Hey @dennereed if you haven't already done this, and still seek feedback, please post your question about

documenting whether the values should be string literals such as "PhysicalObject" or URI's such as "http://purl.org/dc/dcmitype/PhysicalObject"

to the dwc hour input form https://tinyurl.com/zja2muz

dennereed commented 7 years ago

Deb. Sorry for the delay. I just posted this issue to the tdwg-qa issue tracker (#58). Hope to get a response from John W. or Steve B.

baskaufs commented 7 years ago

This is a good question! I can give you an answer with respect to RDF, but I think the non-RDF answer is going to depend on whatever convention is established by the community, and John Wieczorek would be able to provide a better answer than I.

In RDF, the recommendation for typing things is to always use the well-known term rdf:type (http://www.w3.org/1999/02/22-rdf-syntax-ns#type) with a URI value. This is a fundamental property RDF for describing what kind of thing something is. There is no prohibition against providing multiple values for the term, so you could say

ex:thing rdf:type dwc:FossilSpecimen;
         rdf:type dctype:PhysicalObject.

In RDF, Dublin Core recommends against using dcterms:type for the very reason that rdf:type is more well-known.[1]

The Darwin Core RDF guide considers use of dwc:basisOfRecord optional (Section 2.3.1.4). If used in RDF, it should have a literal (string) value.
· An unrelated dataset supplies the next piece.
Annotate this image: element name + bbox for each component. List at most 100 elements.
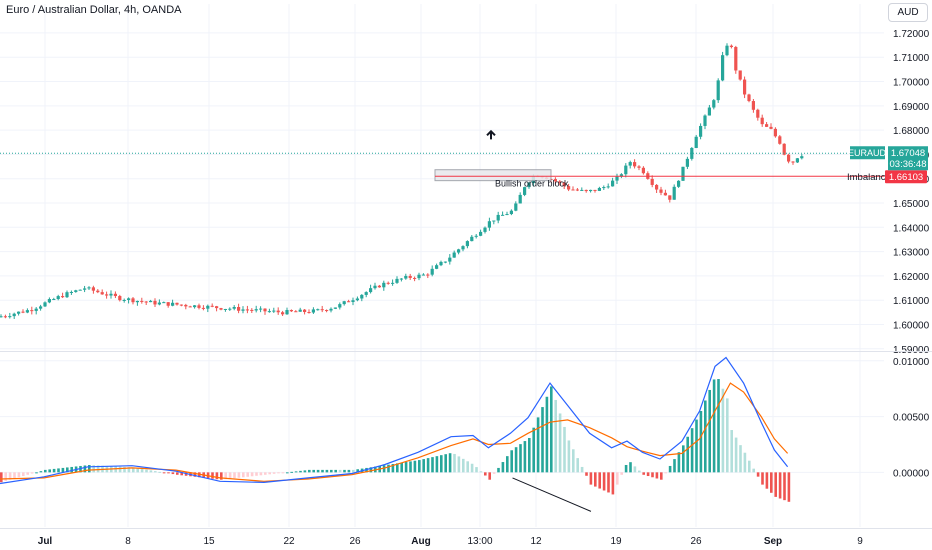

In my view, the basic problem that we have is that spreadsheets and tables are by their nature "flat". Although we like to think of a row in a table (a "record") represents one kind of thing, a row often contains metadata about several kinds of things, e.g. a specimen, a collector, a taxon, etc. It then becomes difficult to use a single column to describe everything covered in the row. In RDF, we get around this by breaking up the metadata into chunks and provide an rdf:type value for each chunk. That provides more clarity, but comes at the cost of increased complexity. When any individual user is presented with this dilemma, their response is usually "RDF is more complicated than what we need at the moment." and they move on. Hence, the lack of traction for RDF.

This is a longer answer than what you wanted, I'm sure. To come back to your specific question, I think the answer depends on how the data you are marking up is going to be used, and by whom. In RDF, we assume that we don't know who will be using data nor do we know what the use will be. You really can't take that approach with tables and spreadsheets - there needs to be some pre-existing understanding between the provider and the consumer about what ambiguous columns in a row "mean". I think that there is a general consensus in our community that dwc:basisOfRecord "means" the form of evidence that documents an occurrence record (a usual type of a row in a table sent to GBIF), and that it should have a string literal value. I'm not sure that there is a consensus about dcterms:type because it's not clear to me what people use that information for. Technically, dcterms:type (http://purl.org/dc/terms/type) should have a URI value and dc:type (http://purl.org/dc/elements/1.1/type) can have a literal value. But historically,TDWG has not really paid any attention to this distinction. I suspect you would find that people use dcterms:type very inconsistently. I would try to find out (from John W.) about how dcterms:type is most commonly used and do the same. Otherwise, for dcterms:type just recommend either string or URI values and try to get your community to be consistent about it.

Steve

[1] http://dublincore.org/documents/dc-rdf/#sect-5 [2] http://rs.tdwg.org/dwc/terms/guides/rdf/index.htm#2.3_Predicates

debpaul commented 7 years ago

also @dennereed see http://wiki.dublincore.org/index.php/FAQ/DC_and_DCTERMS_Namespaces for some background on where the current situation comes from. Standards evolve :-)

dennereed commented 6 years ago

Created two wiki pages to help address this issue, one document the Darwin Core paleo use of basisOfRecrod and another FAQ page on the topic to typing fossil specimens. The former is more targeted and focuses on use of Darwin Core paleo terms whereas the latter is more general and address general issues of typing and which terms are appropriate and their implementation in RDF.